Ouçamos as palavras e o testemunho da parteira Zaquel, de Belém de Judá, descrevendo um episódio que terá acontecido há quase dois mil anos:
«(...) Naquele momento pararam todas as coisas, silenciosas e atemorizadas: os ventos deixaram de soprar; não se movia folha alguma nas árvores, nem se ouvia o ruído das águas; os rios ficaram imóveis e o mar sem agitação; calaram-se as nascentes das águas e cessou o eco de vozes humanas. Reinava (por toda a parte) um grande silêncio. Até os próprios povos abandonaram naquele momento o seu vertiginoso movimento. O curso das horas quase havia parado. Todas as coisas se tinham abismado no silêncio, atemorizadas e estupefactas. Nós (estávamos) esperando a chegada do Deus das alturas, a meta dos séculos.
Quando chegou, pois a hora, descobriu-se a virtude de Deus. E a donzela, que olhava fixamente o céu converteu-se (como) numa vinha [estátua branca], pois já avançava o cúmulo dos bens. E enquanto a luz jorrava, a donzela adorou Aquele a quem reconheceu haver ela própria dado à luz. O Menino resplandecia tal como o Sol.

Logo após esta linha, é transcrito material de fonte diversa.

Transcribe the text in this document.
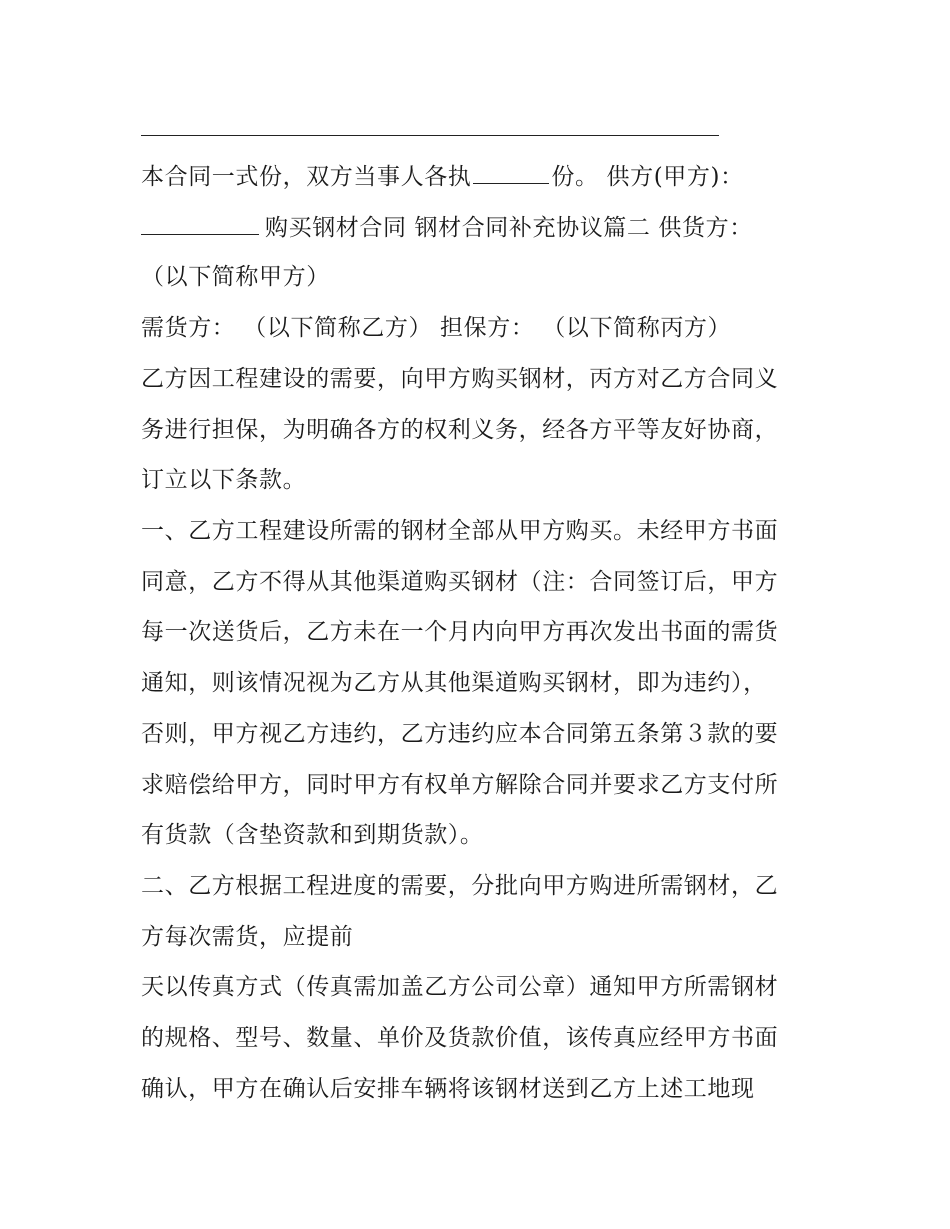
本合同一式份，双方当事人各执	份。 供方(甲方)：
购买钢材合同 钢材合同补充协议篇二 供货方：
（以下简称甲方）
需货方： （以下简称乙方） 担保方： （以下简称丙方）
乙方因工程建设的需要，向甲方购买钢材，丙方对乙方合同义
务进行担保，为明确各方的权利义务，经各方平等友好协商，
订立以下条款。
一、乙方工程建设所需的钢材全部从甲方购买。未经甲方书面
同意，乙方不得从其他渠道购买钢材（注：合同签订后，甲方
每一次送货后，乙方未在一个月内向甲方再次发出书面的需货
通知，则该情况视为乙方从其他渠道购买钢材，即为违约），
否则，甲方视乙方违约，乙方违约应本合同第五条第３款的要
求赔偿给甲方，同时甲方有权单方解除合同并要求乙方支付所
有货款（含垫资款和到期货款）。
二、乙方根据工程进度的需要，分批向甲方购进所需钢材，乙
方每次需货，应提前
天以传真方式（传真需加盖乙方公司公章）通知甲方所需钢材
的规格、型号、数量、单价及货款价值，该传真应经甲方书面
确认，甲方在确认后安排车辆将该钢材送到乙方上述工地现
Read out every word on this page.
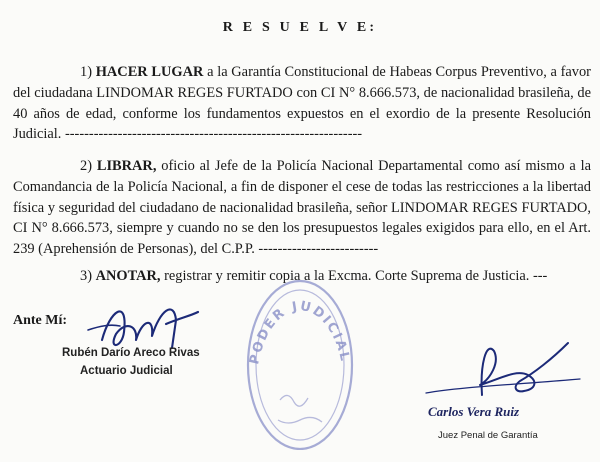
R E S U E L V E:
1) HACER LUGAR a la Garantía Constitucional de Habeas Corpus Preventivo, a favor del ciudadana LINDOMAR REGES FURTADO con CI N° 8.666.573, de nacionalidad brasileña, de 40 años de edad, conforme los fundamentos expuestos en el exordio de la presente Resolución Judicial. --------------------------------------------------------------
2) LIBRAR, oficio al Jefe de la Policía Nacional Departamental como así mismo a la Comandancia de la Policía Nacional, a fin de disponer el cese de todas las restricciones a la libertad física y seguridad del ciudadano de nacionalidad brasileña, señor LINDOMAR REGES FURTADO, CI N° 8.666.573, siempre y cuando no se den los presupuestos legales exigidos para ello, en el Art. 239 (Aprehensión de Personas), del C.P.P. -------------------------
3) ANOTAR, registrar y remitir copia a la Excma. Corte Suprema de Justicia. ---
Ante Mí:
PODER JUDICIAL
Rubén Darío Areco Rivas
Actuario Judicial
Carlos Vera Ruiz
Juez Penal de Garantía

Estava limpissimo e era gratissimo à vista, pois só Ele apareceu como a paz que apazigua todo (o universo). À hora do nascimento ouviu-se a voz de muitos espíritos invisíveis que diziam a uma só voz: "Amén". E aquela luz multiplicou-se e obscureceu com o seu esplendor o fulgor do sol, ao mesmo tempo que esta gruta se viu inundada por uma intensa claridade e por um aroma suavissimo. Esta luz nasceu da mesma maneira que o orvalho desce do céu à terra. O seu aroma é mais penetrante que o perfume de todos os unguentos da terra.
Eu, por minha parte, fiquei cheia de assombro e de admiração e o medo apoderou-se de mim, pois tinha fixo o meu olhar no intenso resplendor que emanava a luz que tinha nascido. E esta luz foi-se pouco a pouco condensando e tomando a forma de um menino, até que apareceu um infante (tal) como costumam ser os homens ao nascer. Então eu tomei coragem: inclinei-me e toquei-o, levantei-o nas minhas mãos com grande reverência e enchi-me de espanto ao verificar que não estava minimamente manchado, mas que o seu corpo era nítido, como acontece com a orvalhada do Deus Altissimo; era ligeiro de peso e radiante ao olhar. E enquanto me surpreendia ao ver que não chorava, como costumam fazê-lo os recém-nascidos, e o fitava com grande atenção, dirigiu-me um suavissimo sorriso; depois, abrindo os olhos, fixou em mim um penetrante olhar e simultaneamente saiu da sua vista uma grande luz como se se tratasse de um relâmpago. (...).»
[in Liber de Infantia Salvatoris, Cod. Museu Britânico,Séc.IX?]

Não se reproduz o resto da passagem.